RFK Jr.: Navy Harming Vieques
Health concerns could figure prominently in the new showdown brewing over the Navy bombing range on the Puerto Rican island of Vieques.
But environmental lawyer Robert F. Kennedy Jr., son of the late senator and nephew of the slain president, s vowing to stop the Navy bombing because it harms the pople and wild life of the island.
"I don't think these exercises would be done anyplace else in the United States," he said Tuesday on CBS News' The Early Show.
Puerto Rican officials say the Navy has told them it plans to resume live firing exercises at the range this week. A Navy spokesman says he has no information about the planned exercises.
If the exercises resume, they would be the first since an off-target bomb killed a civilian guard on Vieques last year.
On Vieques Sunday, Kennedy, who plans to file a lawsuit against the Navy, told protesters he will not allow one more bomb to be dropped. Kennedy spoke after the Navy refused to allow him to collect soil samples from the range as evidence in a suit against the U.S. government.
"As a direct result of the naval bombing, the people of Vieques have the highest mortality rate in Puerto Rico, the highest infant mortality rate in Puerto Rico, the highest cancer rate in Puerto Rico," Kennedy told Early Show co-anchor Jane Clayson.
"The bombing scatters toxins all over the ground. The toxins are resuspended in the air by the second wave of bombing. The dust is blown under the communities, and the people get sick."
In addition, the bombing is endangering sea turtles and brown pelicans and is wiping out several plant species, Kennedy said.
The Puerto Rico Planning Board sent out a statement saying the Navy planned two-six days of exercises this week on Vieques.
Resentment over the Navy's presence on Vieques boiled over in April 1999, when a jet dropped two 500-pound bombs off-target, killing a civilian security guard at the bombing range. The Navy called a moratorium on bombing, and dozens of protesters occupied the range.
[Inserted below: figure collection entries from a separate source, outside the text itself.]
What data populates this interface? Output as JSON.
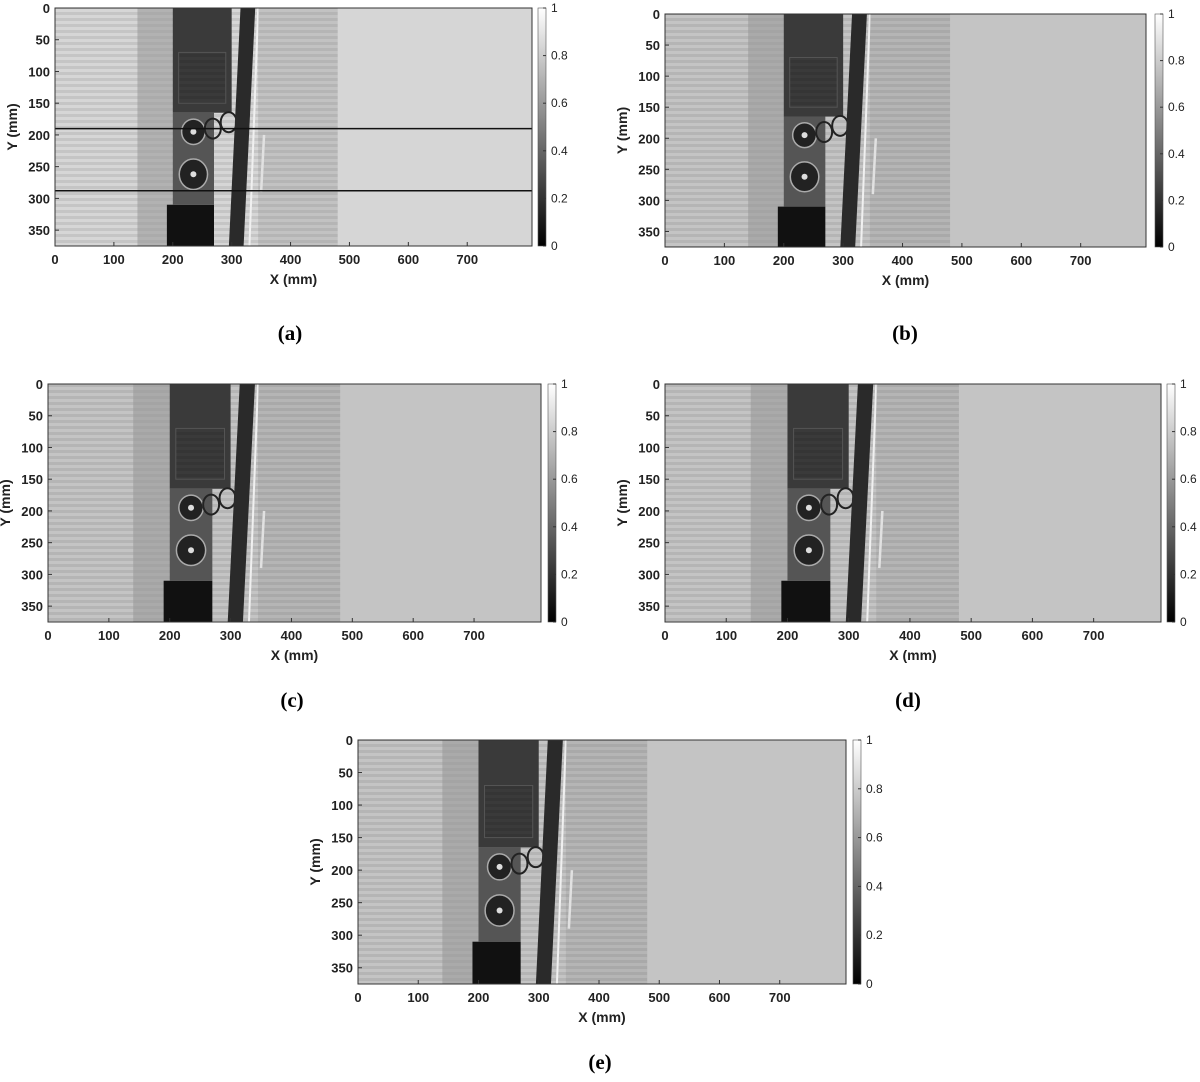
{
  "chart_data": [
    {
      "type": "image",
      "caption": "(a)",
      "xlabel": "X (mm)",
      "ylabel": "Y (mm)",
      "xlim": [
        0,
        810
      ],
      "ylim": [
        0,
        375
      ],
      "y_reversed": true,
      "xticks": [
        0,
        100,
        200,
        300,
        400,
        500,
        600,
        700
      ],
      "yticks": [
        0,
        50,
        100,
        150,
        200,
        250,
        300,
        350
      ],
      "colorbar": {
        "ylim": [
          0,
          1
        ],
        "yticks": [
          0,
          0.2,
          0.4,
          0.6,
          0.8,
          1
        ]
      }
    },
    {
      "type": "image",
      "caption": "(b)",
      "xlabel": "X (mm)",
      "ylabel": "Y (mm)",
      "xlim": [
        0,
        810
      ],
      "ylim": [
        0,
        375
      ],
      "y_reversed": true,
      "xticks": [
        0,
        100,
        200,
        300,
        400,
        500,
        600,
        700
      ],
      "yticks": [
        0,
        50,
        100,
        150,
        200,
        250,
        300,
        350
      ],
      "colorbar": {
        "ylim": [
          0,
          1
        ],
        "yticks": [
          0,
          0.2,
          0.4,
          0.6,
          0.8,
          1
        ]
      }
    },
    {
      "type": "image",
      "caption": "(c)",
      "xlabel": "X (mm)",
      "ylabel": "Y (mm)",
      "xlim": [
        0,
        810
      ],
      "ylim": [
        0,
        375
      ],
      "y_reversed": true,
      "xticks": [
        0,
        100,
        200,
        300,
        400,
        500,
        600,
        700
      ],
      "yticks": [
        0,
        50,
        100,
        150,
        200,
        250,
        300,
        350
      ],
      "colorbar": {
        "ylim": [
          0,
          1
        ],
        "yticks": [
          0,
          0.2,
          0.4,
          0.6,
          0.8,
          1
        ]
      }
    },
    {
      "type": "image",
      "caption": "(d)",
      "xlabel": "X (mm)",
      "ylabel": "Y (mm)",
      "xlim": [
        0,
        810
      ],
      "ylim": [
        0,
        375
      ],
      "y_reversed": true,
      "xticks": [
        0,
        100,
        200,
        300,
        400,
        500,
        600,
        700
      ],
      "yticks": [
        0,
        50,
        100,
        150,
        200,
        250,
        300,
        350
      ],
      "colorbar": {
        "ylim": [
          0,
          1
        ],
        "yticks": [
          0,
          0.2,
          0.4,
          0.6,
          0.8,
          1
        ]
      }
    },
    {
      "type": "image",
      "caption": "(e)",
      "xlabel": "X (mm)",
      "ylabel": "Y (mm)",
      "xlim": [
        0,
        810
      ],
      "ylim": [
        0,
        375
      ],
      "y_reversed": true,
      "xticks": [
        0,
        100,
        200,
        300,
        400,
        500,
        600,
        700
      ],
      "yticks": [
        0,
        50,
        100,
        150,
        200,
        250,
        300,
        350
      ],
      "colorbar": {
        "ylim": [
          0,
          1
        ],
        "yticks": [
          0,
          0.2,
          0.4,
          0.6,
          0.8,
          1
        ]
      }
    }
  ]
}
They were cleared in a federal operation that began May 4, 2000, and the Navy resumed training under a deal between President Clinton and the governor of Puerto Rico. The deal calls for a referendum by Vieques' 9,300 residents and the use of inert ordnance by the Navy until after the vote.
The referendum is to be held as early as this August or as late as February 2002, with the date set by the Navy. If the Navy loses, it would have to leave by May 2003. If it wins, it can use live ordnance.
Kennedy says there are three admirals - one a former commander of the Atlantic fleet - who have said and who will testify that the maneuvers that are being practiced here could be practiced anywhere. In addition, many of the exercises are obsolete.
"They're practicing a beach landing," he said. "The last time it was done was in Inchon [in Korea in 1950]. It'll nevebe done again."
The Navy has used Vieques as a bombing range for more than 50 years and says no other site can provide the same realistic training.
AP A dummy bomb lies in front of a makeshift chapel built by Vieques protesters. |
The Navy says if it stays, it will create job training programs and try to bring high technology businesses to Vieques, where unemployment is 14 percent.
The Navy has disputed claims by anti-bombing range activists that the Navy exercises damage Vieques' environment and contribute to the island's cancer rate. The most recent study by the local health department, done in the late 1980s, showed the island's cancer rate to be more than 20 percent higher than the Puerto Rican average.